Genre: Jazz ,Modern Big Band ,Jazz-Rock ,Big Band ,Progressive Jazz ,Post-Bop
Origin: U.S.A
Listen on Coda
Ed Palermo has directed his own large ensemble for well over a quarter century. Before establishing that group he appeared live or in the studio alongside Aretha Franklin, Tito Puente, Eddie Palmieri, Celia Cruz, Lena Horne, Tony Bennett, Mel Tormé, Lou Rawls, Melba Moore, Debbie Gibson, the Spinners, and numerous additional artists. He has also composed and orchestrated material for The Tonight Show, Maurice Hines, and Eddy Fischer. Master arranger Gil Evans singled out Palermo’s work with these words: “I first heard Ed Palermo’s music in a small club in the SoHo section of Manhattan. He was using the instrumentation of a traditional ‘big band’ yet his arrangements and songs were anything but that. When I thought the music was going a certain direction, it would suddenly turn a corner. Ed has the ability to keep that important balance between cohesiveness and unpredictability. Ed Palermo’s music is alive and represents now.”

Palermo has produced settings of pieces by composers as varied as Jimi Hendrix and the Beatles on one hand and Shostakovich and Milhaud on the other.

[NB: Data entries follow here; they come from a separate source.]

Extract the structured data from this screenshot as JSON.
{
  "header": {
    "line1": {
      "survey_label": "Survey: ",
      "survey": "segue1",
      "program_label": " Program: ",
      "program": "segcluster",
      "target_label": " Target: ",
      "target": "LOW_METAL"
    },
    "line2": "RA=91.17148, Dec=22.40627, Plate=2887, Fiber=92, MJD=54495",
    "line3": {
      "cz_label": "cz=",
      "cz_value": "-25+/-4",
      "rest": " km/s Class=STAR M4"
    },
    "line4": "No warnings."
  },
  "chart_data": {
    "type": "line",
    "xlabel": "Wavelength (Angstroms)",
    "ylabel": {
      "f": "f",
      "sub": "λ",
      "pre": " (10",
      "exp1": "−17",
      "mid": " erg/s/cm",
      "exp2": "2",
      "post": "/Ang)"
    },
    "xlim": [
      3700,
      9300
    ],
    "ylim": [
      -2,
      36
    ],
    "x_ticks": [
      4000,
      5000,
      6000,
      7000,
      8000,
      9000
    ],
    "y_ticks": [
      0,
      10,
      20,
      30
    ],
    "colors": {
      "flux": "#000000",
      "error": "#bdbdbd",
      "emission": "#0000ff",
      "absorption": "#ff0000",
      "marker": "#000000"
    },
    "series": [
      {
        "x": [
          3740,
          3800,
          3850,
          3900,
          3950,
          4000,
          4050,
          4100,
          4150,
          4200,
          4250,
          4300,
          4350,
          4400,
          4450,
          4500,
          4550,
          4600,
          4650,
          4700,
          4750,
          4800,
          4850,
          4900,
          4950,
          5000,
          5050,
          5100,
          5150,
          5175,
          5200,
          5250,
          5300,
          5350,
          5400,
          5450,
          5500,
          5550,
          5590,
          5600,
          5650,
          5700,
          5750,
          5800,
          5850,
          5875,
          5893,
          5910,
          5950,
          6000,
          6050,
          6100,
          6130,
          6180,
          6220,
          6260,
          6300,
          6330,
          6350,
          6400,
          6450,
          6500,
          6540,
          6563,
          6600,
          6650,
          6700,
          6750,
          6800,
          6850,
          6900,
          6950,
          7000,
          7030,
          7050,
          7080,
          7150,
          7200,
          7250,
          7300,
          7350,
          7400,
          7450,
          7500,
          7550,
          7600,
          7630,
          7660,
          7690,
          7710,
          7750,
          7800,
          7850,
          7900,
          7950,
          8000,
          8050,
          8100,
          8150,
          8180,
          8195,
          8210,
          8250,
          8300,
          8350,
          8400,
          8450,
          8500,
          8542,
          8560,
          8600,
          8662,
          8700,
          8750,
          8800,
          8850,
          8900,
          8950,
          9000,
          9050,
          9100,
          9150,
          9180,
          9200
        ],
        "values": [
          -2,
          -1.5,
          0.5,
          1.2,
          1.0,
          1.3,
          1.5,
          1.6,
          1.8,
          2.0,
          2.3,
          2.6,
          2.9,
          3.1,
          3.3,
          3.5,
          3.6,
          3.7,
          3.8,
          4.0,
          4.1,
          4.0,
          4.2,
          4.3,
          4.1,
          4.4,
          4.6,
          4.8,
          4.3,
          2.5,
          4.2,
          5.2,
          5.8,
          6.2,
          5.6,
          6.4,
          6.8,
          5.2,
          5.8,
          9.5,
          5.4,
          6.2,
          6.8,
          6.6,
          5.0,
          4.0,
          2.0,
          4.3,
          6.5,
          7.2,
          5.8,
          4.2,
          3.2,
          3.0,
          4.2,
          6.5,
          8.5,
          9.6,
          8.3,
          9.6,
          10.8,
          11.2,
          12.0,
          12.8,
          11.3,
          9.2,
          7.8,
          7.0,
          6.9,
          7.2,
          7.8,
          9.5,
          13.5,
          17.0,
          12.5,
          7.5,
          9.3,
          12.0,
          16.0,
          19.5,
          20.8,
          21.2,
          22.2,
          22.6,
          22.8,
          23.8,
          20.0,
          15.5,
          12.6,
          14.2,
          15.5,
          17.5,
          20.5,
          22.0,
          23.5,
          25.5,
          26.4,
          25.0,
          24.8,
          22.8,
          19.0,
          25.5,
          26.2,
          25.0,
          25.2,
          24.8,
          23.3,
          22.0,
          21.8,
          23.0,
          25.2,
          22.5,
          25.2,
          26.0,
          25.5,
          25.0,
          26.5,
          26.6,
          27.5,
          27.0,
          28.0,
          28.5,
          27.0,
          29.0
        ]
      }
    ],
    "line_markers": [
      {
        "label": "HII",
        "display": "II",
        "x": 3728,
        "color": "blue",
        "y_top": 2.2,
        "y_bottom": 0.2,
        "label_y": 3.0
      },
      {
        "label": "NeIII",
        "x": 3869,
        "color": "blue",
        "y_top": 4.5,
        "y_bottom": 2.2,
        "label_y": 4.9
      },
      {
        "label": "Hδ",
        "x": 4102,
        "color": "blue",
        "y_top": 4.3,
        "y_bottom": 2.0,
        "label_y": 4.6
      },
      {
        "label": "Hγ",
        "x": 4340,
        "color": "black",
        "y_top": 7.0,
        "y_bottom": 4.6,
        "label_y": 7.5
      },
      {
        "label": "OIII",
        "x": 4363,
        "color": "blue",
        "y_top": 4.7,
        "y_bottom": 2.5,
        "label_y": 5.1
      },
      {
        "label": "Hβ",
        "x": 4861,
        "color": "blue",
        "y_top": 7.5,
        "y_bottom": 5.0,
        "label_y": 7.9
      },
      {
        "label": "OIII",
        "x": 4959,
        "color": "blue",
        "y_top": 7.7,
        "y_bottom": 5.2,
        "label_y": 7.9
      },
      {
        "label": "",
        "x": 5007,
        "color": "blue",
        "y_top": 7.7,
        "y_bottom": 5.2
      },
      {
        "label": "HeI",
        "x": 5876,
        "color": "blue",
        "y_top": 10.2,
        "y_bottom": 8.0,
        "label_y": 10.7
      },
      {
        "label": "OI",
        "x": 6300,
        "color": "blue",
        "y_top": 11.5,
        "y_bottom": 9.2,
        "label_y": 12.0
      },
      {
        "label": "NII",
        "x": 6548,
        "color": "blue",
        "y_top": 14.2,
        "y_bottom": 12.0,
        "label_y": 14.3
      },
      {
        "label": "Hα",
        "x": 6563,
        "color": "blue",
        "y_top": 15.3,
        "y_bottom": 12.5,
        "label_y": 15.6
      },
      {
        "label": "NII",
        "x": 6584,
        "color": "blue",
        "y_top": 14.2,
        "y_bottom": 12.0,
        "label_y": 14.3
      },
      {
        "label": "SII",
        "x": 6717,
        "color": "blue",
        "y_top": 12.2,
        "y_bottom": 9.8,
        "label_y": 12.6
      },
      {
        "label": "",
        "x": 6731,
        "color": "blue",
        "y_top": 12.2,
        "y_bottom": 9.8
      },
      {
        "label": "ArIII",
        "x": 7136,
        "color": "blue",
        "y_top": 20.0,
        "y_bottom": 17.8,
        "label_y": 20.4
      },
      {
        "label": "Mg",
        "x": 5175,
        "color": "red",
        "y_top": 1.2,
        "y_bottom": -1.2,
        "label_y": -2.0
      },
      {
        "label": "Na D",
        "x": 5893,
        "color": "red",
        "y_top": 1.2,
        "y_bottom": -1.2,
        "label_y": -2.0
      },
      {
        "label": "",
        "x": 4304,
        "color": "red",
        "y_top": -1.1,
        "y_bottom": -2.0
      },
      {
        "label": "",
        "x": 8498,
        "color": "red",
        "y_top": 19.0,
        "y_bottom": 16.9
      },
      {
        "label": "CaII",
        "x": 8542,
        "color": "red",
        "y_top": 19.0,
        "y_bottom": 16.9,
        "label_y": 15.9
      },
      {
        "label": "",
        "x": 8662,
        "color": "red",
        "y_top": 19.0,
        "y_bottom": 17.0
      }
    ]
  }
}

Even so, he remains most widely recognized for his adaptations of Frank Zappa’s catalog, which his big band has presented continuously for twenty years. In 1997 the ensemble issued the widely praised The Ed Palermo Big Band Plays the Music of Frank Zappa on the Astor Place imprint, with guest contributions from Mike Stern and Mike Keneally.

During July 2002 the Ed Palermo Big Band appeared at the Zappanale Festival in Bad Doberan, Germany; twelve months afterward a Swedish iteration of the group performed at the Umeå Internationella Kammarmusik Festival, again featuring Napoleon Murphy Brock and Keneally as guests. Their second Zappa-focused album, Take Your Clothes Off When You Dance, appeared in May 2006. Three years later Palermo and the band returned with the further Zappa-themed project Eddy Loves Frank. Oh No!! Not Jazz!! arrived in 2014. In 2017 Palermo released The Great Un-American Songbook, Volumes I & II, containing jazz treatments of material by British rock acts that include the Beatles, Cream, the Rolling Stones, and Radiohead.